Note: This function name is terrible. I'm not good at this.
WallIntersect(x1, y1, x2, y2)
What is this? Simple! I believe it was Dusty who was requesting this before: a function to check for walls on a line. This is a GS2 implemenation, obviously, so not as complex.
What does it do? It takes the coordinates for two points and checks for walls on a (dotted) line between them. One regular onwall() check about every tile length and a guaranteed check on the destination coordinate (that's the second one!). It also does what has been requested of this feature and (kinda) returns where it hit a wall. It will, however, not continue to check along the line for more walls once it encounters one.

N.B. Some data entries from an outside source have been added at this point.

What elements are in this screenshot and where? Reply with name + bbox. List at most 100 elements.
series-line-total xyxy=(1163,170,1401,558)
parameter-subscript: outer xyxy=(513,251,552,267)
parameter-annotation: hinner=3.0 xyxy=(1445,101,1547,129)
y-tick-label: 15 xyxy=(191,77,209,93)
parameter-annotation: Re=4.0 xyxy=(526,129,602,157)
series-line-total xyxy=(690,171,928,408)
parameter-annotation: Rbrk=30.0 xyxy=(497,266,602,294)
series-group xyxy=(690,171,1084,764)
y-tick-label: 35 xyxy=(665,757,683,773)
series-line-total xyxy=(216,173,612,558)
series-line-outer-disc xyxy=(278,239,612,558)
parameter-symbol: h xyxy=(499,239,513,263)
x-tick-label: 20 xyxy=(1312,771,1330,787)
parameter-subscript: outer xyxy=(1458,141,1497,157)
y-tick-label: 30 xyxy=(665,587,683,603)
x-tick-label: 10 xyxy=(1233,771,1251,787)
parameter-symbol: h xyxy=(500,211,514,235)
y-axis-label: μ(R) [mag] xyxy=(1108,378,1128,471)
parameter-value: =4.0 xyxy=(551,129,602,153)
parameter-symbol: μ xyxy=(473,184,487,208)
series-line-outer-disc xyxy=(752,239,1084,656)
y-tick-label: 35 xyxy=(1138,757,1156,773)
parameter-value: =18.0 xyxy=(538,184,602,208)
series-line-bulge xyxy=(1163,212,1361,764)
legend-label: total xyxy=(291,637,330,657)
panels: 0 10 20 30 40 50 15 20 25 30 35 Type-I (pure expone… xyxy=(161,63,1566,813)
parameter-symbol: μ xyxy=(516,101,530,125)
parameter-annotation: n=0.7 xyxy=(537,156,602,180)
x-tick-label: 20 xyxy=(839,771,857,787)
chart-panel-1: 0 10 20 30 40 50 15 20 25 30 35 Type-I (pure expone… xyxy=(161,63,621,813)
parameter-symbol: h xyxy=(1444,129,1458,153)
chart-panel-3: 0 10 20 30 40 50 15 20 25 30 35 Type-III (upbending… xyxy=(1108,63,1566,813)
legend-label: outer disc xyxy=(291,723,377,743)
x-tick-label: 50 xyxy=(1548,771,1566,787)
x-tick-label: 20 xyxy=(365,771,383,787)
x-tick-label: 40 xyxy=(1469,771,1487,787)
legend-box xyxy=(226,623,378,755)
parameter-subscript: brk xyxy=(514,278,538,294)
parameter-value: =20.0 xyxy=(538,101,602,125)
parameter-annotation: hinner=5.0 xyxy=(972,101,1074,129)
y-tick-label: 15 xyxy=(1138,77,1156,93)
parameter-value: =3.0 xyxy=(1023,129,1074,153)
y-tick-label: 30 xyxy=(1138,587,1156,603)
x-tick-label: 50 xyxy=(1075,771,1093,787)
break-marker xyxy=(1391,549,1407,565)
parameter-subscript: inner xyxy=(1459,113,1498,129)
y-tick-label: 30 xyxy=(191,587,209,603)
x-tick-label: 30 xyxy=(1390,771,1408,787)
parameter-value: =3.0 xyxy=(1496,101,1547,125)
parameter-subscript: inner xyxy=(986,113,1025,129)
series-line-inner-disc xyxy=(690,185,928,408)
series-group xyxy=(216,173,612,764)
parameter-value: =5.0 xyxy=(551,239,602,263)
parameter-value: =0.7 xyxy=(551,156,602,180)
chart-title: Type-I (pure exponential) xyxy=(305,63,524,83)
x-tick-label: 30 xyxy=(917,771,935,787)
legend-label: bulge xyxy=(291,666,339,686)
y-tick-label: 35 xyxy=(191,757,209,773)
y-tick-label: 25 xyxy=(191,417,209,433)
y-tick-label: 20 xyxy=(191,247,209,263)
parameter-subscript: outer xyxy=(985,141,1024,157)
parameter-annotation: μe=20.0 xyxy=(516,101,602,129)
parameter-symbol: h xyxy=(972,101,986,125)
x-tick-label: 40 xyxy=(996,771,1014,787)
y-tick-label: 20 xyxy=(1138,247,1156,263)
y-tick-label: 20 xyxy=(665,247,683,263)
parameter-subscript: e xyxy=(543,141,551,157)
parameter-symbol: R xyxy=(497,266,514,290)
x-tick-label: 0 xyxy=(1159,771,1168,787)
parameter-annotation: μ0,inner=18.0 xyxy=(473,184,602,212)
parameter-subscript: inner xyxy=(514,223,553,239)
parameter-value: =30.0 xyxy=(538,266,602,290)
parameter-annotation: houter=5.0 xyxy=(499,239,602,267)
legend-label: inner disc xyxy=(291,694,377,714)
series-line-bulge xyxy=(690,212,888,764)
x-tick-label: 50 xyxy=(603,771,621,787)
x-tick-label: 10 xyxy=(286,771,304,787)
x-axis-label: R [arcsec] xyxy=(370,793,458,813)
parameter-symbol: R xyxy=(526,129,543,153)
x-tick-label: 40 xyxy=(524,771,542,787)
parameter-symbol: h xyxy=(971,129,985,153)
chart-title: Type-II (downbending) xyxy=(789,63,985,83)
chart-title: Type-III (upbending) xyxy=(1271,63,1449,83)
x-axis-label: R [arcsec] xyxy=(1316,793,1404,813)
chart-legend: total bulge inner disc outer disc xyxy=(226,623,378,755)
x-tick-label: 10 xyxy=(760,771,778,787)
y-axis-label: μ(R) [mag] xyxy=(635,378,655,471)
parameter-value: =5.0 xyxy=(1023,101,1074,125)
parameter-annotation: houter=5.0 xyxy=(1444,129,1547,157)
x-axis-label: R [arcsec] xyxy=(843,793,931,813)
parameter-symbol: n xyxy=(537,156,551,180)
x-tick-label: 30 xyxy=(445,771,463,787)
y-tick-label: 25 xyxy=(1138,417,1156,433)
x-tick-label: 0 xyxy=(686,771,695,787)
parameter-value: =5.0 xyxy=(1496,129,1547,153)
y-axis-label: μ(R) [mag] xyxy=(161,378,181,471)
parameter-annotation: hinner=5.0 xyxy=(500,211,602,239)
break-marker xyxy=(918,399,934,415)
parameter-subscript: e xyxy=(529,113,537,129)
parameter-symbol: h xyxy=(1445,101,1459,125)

How does it work? You feed it the two points and it will return an array in this format:
PHP Code:
{ boolean hitWall, int stepsBeforeWall, int totalSteps, float angle }
- hitWall is true if it hit a wall at some point, otherwise false
- stepsBeforeWall is the number of checks it did before it hit a wall; when hitWall is false, this is equal to totalSteps
- totalSteps is the amount of checks it has or would have done
- angle is the computed angle using the two coordinates and getangle(); so you don't have to calculate that again, heh~
What do I do now? Well, when you have the return values, you either didn't hit a wall and everything's fine. Or you hit a wall. You can then use the returned
stepsBeforeWall and
angle to calculate where you can move to savely without hitting a wall. It's not that accurate, but if you need it to be, you can make some additional checks.
PHP Code:
public function WallIntersect(x1, y1, x2, y2) {
temp.angle = getangle(x2 - x1, y2 - y1);
temp.dist = ((x2 - x1)^2 + (y2 - y1)^2)^0.5;
temp.maxSteps = ceil(temp.dist);
temp.steps = 0;
for (temp.i = 0; i < temp.maxSteps; i++) {
temp.k = (i == temp.maxSteps - 1 ? temp.dist - 1 : i);
temp.x = x1 + cos(temp.angle) * (17 / 16 + k);
temp.y = y1 - sin(temp.angle) * (17 / 16 + k);
if (onwall(temp.x, temp.y))
return { true, temp.steps, temp.maxSteps, temp.angle };
else
temp.steps++;
}
return { false, temp.steps, temp.maxSteps, temp.angle };
}
function ceil(n)
return (int(n) == n ? n : int(n) + 1);
ceil() included because it needs it. Duh~
Maybe this will be of use to some of you!
One more thing: this is mostly meant for players and other things with a hitbox that is 32x32 pixels. This is why I add 17 / 16 to the base of my onwall() checks. You can simply modify that if you need.